Child abuse cases that involve accusations of witchcraft and exorcism appear to be on the rise.
The Metropolitan Police's specialist faith-based abuse team, known as Project Violet, has identified 60 incidents so far in 2015.
In one incident, a nine-year-old boy was called a "devil child" and thrown out of his home by his parents, detectives revealed.
The figures are part of a BBC investigation, which noted that half of UK police forces do not differentiate such cases and many local authorities are unable to provide statistics on he number of such case.
But a Freedom of Information request to councils across the UK showed 31 instances of a child being accused of witchcraft or possession by spirits in 2014, compared to 21 cases in 2013 and ten in 2012.
Detective Sergeant Terry Sharpe, from Project Violet, said cases remain "small in number" but "there has been a significant increase".
Speaking to BBC Radio 5 Live Investigates, he said: "You'll get the actual physical abuse and injuries taking place, and in the worst case scenario we've had some homicides as well."
Debbie Ariyo, founder of Africans Unite Against Child Abuse, said that within churches there is often a financial motivation behind claims.
She said: "The pastor says there's a witch in this church today; looks around and points to a child - that means public humiliation for the family.
"The next step is exorcism which is not done for free.

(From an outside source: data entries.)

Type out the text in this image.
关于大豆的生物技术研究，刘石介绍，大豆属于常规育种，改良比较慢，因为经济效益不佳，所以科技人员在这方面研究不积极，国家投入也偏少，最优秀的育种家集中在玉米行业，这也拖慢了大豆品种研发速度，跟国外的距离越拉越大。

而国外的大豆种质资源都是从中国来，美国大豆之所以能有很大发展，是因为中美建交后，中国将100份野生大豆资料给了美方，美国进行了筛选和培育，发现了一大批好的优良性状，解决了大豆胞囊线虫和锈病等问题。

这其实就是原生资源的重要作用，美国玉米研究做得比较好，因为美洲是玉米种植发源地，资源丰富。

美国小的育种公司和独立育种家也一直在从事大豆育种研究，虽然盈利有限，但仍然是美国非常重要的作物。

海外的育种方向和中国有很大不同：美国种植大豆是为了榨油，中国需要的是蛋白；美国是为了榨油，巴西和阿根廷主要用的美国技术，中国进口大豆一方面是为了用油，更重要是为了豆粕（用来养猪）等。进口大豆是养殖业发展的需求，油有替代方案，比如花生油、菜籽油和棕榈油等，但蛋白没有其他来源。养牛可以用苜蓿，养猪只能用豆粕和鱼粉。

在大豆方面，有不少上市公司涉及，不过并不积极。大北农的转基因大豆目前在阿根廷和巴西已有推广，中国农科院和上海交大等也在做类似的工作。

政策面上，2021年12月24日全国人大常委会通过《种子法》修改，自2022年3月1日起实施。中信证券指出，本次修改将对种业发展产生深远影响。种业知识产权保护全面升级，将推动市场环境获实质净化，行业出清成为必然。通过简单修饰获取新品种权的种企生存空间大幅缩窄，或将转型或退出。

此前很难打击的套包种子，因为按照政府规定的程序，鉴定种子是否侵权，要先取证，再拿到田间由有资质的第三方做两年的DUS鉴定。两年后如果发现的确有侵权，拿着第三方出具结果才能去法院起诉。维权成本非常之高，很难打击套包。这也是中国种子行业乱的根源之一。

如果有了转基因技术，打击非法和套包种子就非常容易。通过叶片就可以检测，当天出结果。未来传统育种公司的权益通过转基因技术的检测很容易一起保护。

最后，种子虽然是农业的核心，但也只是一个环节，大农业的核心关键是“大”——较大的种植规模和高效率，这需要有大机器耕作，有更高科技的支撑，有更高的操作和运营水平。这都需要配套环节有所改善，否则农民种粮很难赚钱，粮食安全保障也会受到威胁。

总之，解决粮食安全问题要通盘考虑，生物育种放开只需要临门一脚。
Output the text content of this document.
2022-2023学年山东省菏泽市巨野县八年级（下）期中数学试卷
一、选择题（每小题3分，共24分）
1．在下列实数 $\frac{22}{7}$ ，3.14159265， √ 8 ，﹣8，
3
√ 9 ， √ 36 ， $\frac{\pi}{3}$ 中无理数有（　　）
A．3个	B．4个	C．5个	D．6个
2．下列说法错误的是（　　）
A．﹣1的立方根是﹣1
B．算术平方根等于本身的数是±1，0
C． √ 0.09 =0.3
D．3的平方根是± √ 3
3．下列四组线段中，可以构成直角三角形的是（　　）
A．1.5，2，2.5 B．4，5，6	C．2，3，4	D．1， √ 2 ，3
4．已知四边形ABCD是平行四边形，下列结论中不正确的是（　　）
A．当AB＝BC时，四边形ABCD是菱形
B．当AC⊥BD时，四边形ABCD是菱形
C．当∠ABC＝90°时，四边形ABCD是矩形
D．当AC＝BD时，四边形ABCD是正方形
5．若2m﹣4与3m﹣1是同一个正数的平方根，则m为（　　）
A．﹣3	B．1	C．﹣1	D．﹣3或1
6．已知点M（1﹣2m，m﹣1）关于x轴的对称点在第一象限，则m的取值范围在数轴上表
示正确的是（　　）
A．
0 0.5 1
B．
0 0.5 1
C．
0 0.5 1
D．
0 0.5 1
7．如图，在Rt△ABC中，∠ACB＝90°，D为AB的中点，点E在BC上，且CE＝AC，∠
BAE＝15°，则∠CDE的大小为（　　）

It's a money-making scam."
But she warned against viewing the issue as solely affecting the African community, adding that her organisation has supported victims from other faiths and cultural backgrounds.
Previous high-profile cases have included the murder of Kristy Bamu, 15, who was tortured and drowned by his sister and her boyfriend in 2010 after they accused him of being involved in witchcraft.